What Has Gone Wrong at Zipcar – and the UK Car-Sharing Sector Dead?
A community kitchen in Rotherhithe has been delivering a large number of cooked meals each week for two years to pensioners and needy locals in south London. Yet, their operations face major disruption by the news that they will lose access to New Year’s Day.
This organization depended on Zipcar, the car-sharing company that allowed its fleet of vehicles via smartphone. It sent shockwaves across London when it said it would cease its UK business from 1 January.
It will mean many helpers will be unable to pick up supplies from the Felix Project, which gathers surplus food from supermarkets, cafes and restaurants. Obvious alternatives are less convenient, more expensive, or lack the same flexible hours.
“The impact will be massively,” said Vimal Pandya, the community kitchen’s founder. “Personally me and my team are worried about the logistical challenge we will face. Many groups like ours are going to struggle.”
“Knowing the reality, they are all worried and thinking: ‘How will we continue?’”
A Significant Setback for Urban Car-Sharing
The community kitchen’s drivers are among over 500,000 people in London registered as car club members, now potentially left without convenient access to vehicles, without the hassle and cost of ownership. Most of those people were probably with Zipcar, which had a near-monopoly position in the city.
The planned closure, pending consultation with employees, is a serious setback to the vision that vehicle clubs in urban areas could cut the need for private vehicle ownership. Yet, some experts have noted that Zipcar’s exit need not spell the end for the idea in Britain.
The Potential of Car Sharing
Shared vehicle use is prized by many urbanists and green advocates as a way of mitigating the ills linked to vehicle ownership. Most cars sit idle on the side of the road for the vast majority of the time, occupying parking. They also involve large CO2 output to produce, and people who do not own cars tend to use active travel and take transit more. That benefits cities – reducing congestion and pollution – and boosts people’s health through increased activity.
Understanding the Decline
The company started in 2000 before its acquisition by the American rental giant Avis Budget in 2013. Zipcar’s UK income barely registered compared with its parent company's overall annual revenue, and a loss that reached £11.7m in 2024 gave no reason to continue.

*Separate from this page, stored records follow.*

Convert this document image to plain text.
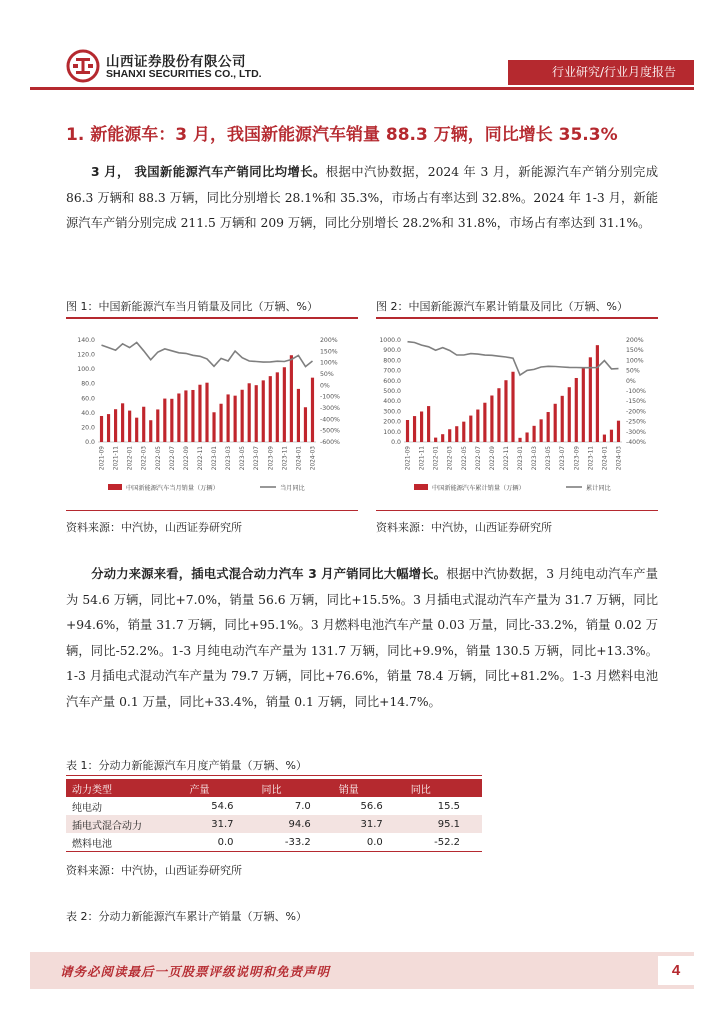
山西证券股份有限公司
SHANXI SECURITIES CO., LTD.	行业研究/行业月度报告
1. 新能源车：3 月，我国新能源汽车销量 88.3 万辆，同比增长 35.3%
3 月， 我国新能源汽车产销同比均增长。根据中汽协数据，2024 年 3 月，新能源汽车产销分别完成 86.3 万辆和 88.3 万辆，同比分别增长 28.1%和 35.3%，市场占有率达到 32.8%。2024 年 1-3 月，新能源汽车产销分别完成 211.5 万辆和 209 万辆，同比分别增长 28.2%和 31.8%，市场占有率达到 31.1%。
图 1：中国新能源汽车当月销量及同比（万辆、%）
140.0
120.0
100.0
80.0
60.0
40.0
20.0
0.0
200%
150%
100%
50%
0%
-100%
-300%
-400%
-500%
-600%
2021-09 2021-11 2022-01 2022-03 2022-05 2022-07 2022-09 2022-11 2023-01 2023-03 2023-05 2023-07 2023-09 2023-11 2024-01 2024-03
中国新能源汽车当月销量（万辆）	当月同比
资料来源：中汽协，山西证券研究所
图 2：中国新能源汽车累计销量及同比（万辆、%）
1000.0
900.0
800.0
700.0
600.0
500.0
400.0
300.0
200.0
100.0
0.0
200%
150%
100%
50%
0%
-100%
-150%
-200%
-250%
-300%
-400%
2021-09 2021-11 2022-01 2022-03 2022-05 2022-07 2022-09 2022-11 2023-01 2023-03 2023-05 2023-07 2023-09 2023-11 2024-01 2024-03
中国新能源汽车累计销量（万辆）	累计同比
资料来源：中汽协，山西证券研究所
分动力来源来看，插电式混合动力汽车 3 月产销同比大幅增长。根据中汽协数据，3 月纯电动汽车产量为 54.6 万辆，同比+7.0%，销量 56.6 万辆，同比+15.5%。3 月插电式混动汽车产量为 31.7 万辆，同比+94.6%，销量 31.7 万辆，同比+95.1%。3 月燃料电池汽车产量 0.03 万量，同比-33.2%，销量 0.02 万辆，同比-52.2%。1-3 月纯电动汽车产量为 131.7 万辆，同比+9.9%，销量 130.5 万辆，同比+13.3%。1-3 月插电式混动汽车产量为 79.7 万辆，同比+76.6%，销量 78.4 万辆，同比+81.2%。1-3 月燃料电池汽车产量 0.1 万量，同比+33.4%，销量 0.1 万辆，同比+14.7%。
表 1：分动力新能源汽车月度产销量（万辆、%）
动力类型	产量	同比	销量	同比
纯电动	54.6	7.0	56.6	15.5
插电式混合动力	31.7	94.6	31.7	95.1
燃料电池	0.0	-33.2	0.0	-52.2
资料来源：中汽协，山西证券研究所
表 2：分动力新能源汽车累计产销量（万辆、%）
请务必阅读最后一页股票评级说明和免责声明	4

Avis Budget has said the closure is part of a “broader transformation across our global operations, where we are taking targeted actions to streamline operations, improve returns”.

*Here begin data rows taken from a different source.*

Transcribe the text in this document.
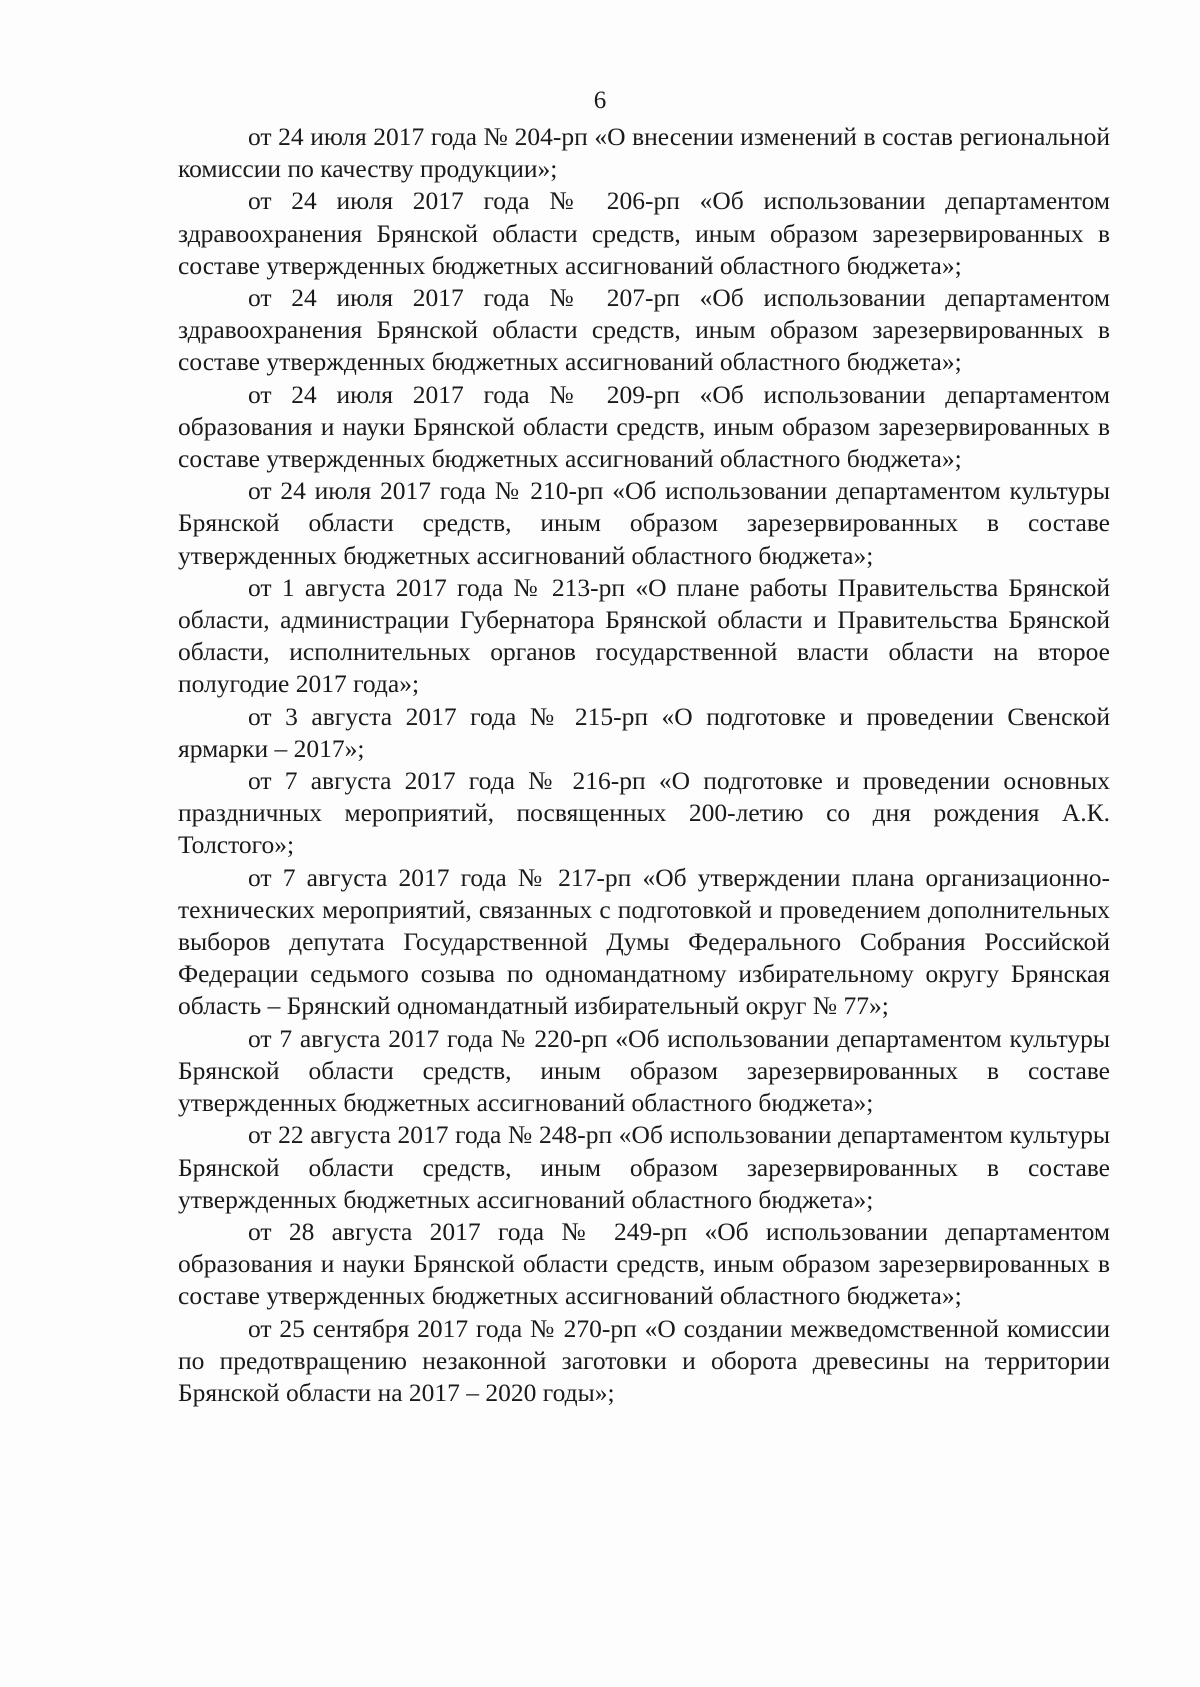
6

от 24 июля 2017 года № 204-рп «О внесении изменений в состав региональной комиссии по качеству продукции»;

от 24 июля 2017 года № 206-рп «Об использовании департаментом здравоохранения Брянской области средств, иным образом зарезервированных в составе утвержденных бюджетных ассигнований областного бюджета»;

от 24 июля 2017 года № 207-рп «Об использовании департаментом здравоохранения Брянской области средств, иным образом зарезервированных в составе утвержденных бюджетных ассигнований областного бюджета»;

от 24 июля 2017 года № 209-рп «Об использовании департаментом образования и науки Брянской области средств, иным образом зарезервированных в составе утвержденных бюджетных ассигнований областного бюджета»;

от 24 июля 2017 года № 210-рп «Об использовании департаментом культуры Брянской области средств, иным образом зарезервированных в составе утвержденных бюджетных ассигнований областного бюджета»;

от 1 августа 2017 года № 213-рп «О плане работы Правительства Брянской области, администрации Губернатора Брянской области и Правительства Брянской области, исполнительных органов государственной власти области на второе полугодие 2017 года»;

от 3 августа 2017 года № 215-рп «О подготовке и проведении Свенской ярмарки – 2017»;

от 7 августа 2017 года № 216-рп «О подготовке и проведении основных праздничных мероприятий, посвященных 200-летию со дня рождения А.К. Толстого»;

от 7 августа 2017 года № 217-рп «Об утверждении плана организационно-технических мероприятий, связанных с подготовкой и проведением дополнительных выборов депутата Государственной Думы Федерального Собрания Российской Федерации седьмого созыва по одномандатному избирательному округу Брянская область – Брянский одномандатный избирательный округ № 77»;

от 7 августа 2017 года № 220-рп «Об использовании департаментом культуры Брянской области средств, иным образом зарезервированных в составе утвержденных бюджетных ассигнований областного бюджета»;

от 22 августа 2017 года № 248-рп «Об использовании департаментом культуры Брянской области средств, иным образом зарезервированных в составе утвержденных бюджетных ассигнований областного бюджета»;

от 28 августа 2017 года № 249-рп «Об использовании департаментом образования и науки Брянской области средств, иным образом зарезервированных в составе утвержденных бюджетных ассигнований областного бюджета»;

от 25 сентября 2017 года № 270-рп «О создании межведомственной комиссии по предотвращению незаконной заготовки и оборота древесины на территории Брянской области на 2017 – 2020 годы»;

Its latest financial reports said revenues had declined as drivers took fewer and shorter trips. “These changes reflect the ongoing impact of the cost-of-living crisis, which is dampening demand for non-essential services,” it said.
The Capital's Specific Hurdles
Yet, several experts noted that London has specific problems that made it much harder for the sector to succeed.
- Inconsistent Rules: With numerous local councils, car-club operators face a mosaic of different procedures and costs that complicate operations.
- Congestion Charge: The closure comes as electric cars start paying London’s congestion charge, adding extra expenses.
- Unequal Parking Fees: Residents in some boroughs pay just £63 for a annual electric car parking permit. A similar shared vehicle would pay over £1,100 annually, creating a significant barrier.
“Our fees should be one-twentieth of a resident’s permit,” argued Robert Schopen of Co Wheels. “We remove vehicles. We introduce cleaner models in their place.”
Lessons from Abroad
Nations in Europe offer examples for London to follow. Germany enacted national shared mobility laws in 2017, providing a nationwide framework for parking, subsidies and waivers. Now, the country has several shared cars per 10,000 people, while France has 2.1 and Belgium has 6.3. The UK lags behind at 0.7.
“The evidence shows is that shared mobility around the world, particularly on the continent, is expanding,” commented Bharath Devanathan of Invers.
Devanathan said authorities should start to treat car sharing as a form of mass transit, and link it with train and bus stations. He added that a potential operator was looking at entering the London market: “Operators will fill this gap.”
The Future Landscape
The company’s competitors can roughly be divided into two models:
- Fleet Operators: Which maintain their own cars. Examples Denmark’s GreenMobility, France’s Free2Move, and Germany’s Miles Mobility.
- Person-to-Person Rentals: Which allow users to rent out their own vehicles via an app – similar to Airbnb for cars. Players include Britain’s Hiyacar and the US’s Getaround and Turo.
Turo, a US-headquartered peer-to-peer platform, is already weighing up the UK gap. Rory Brimmer, its UK managing director, said there was a “significant chance” to win more users. “There is a void that is going to need to be filled, because London still needs to move,” Brimmer said.
Yet, it could take some time for other players to build momentum. In the meantime, more people may feel forced to buy cars, and many across London will be left without access.
For Rotherhithe community kitchen, the next month will be a scramble to find a solution. The delivery problem caused by Zipcar’s exit underscores the broader impact of its departure on community groups and the prospects of shared mobility in the UK.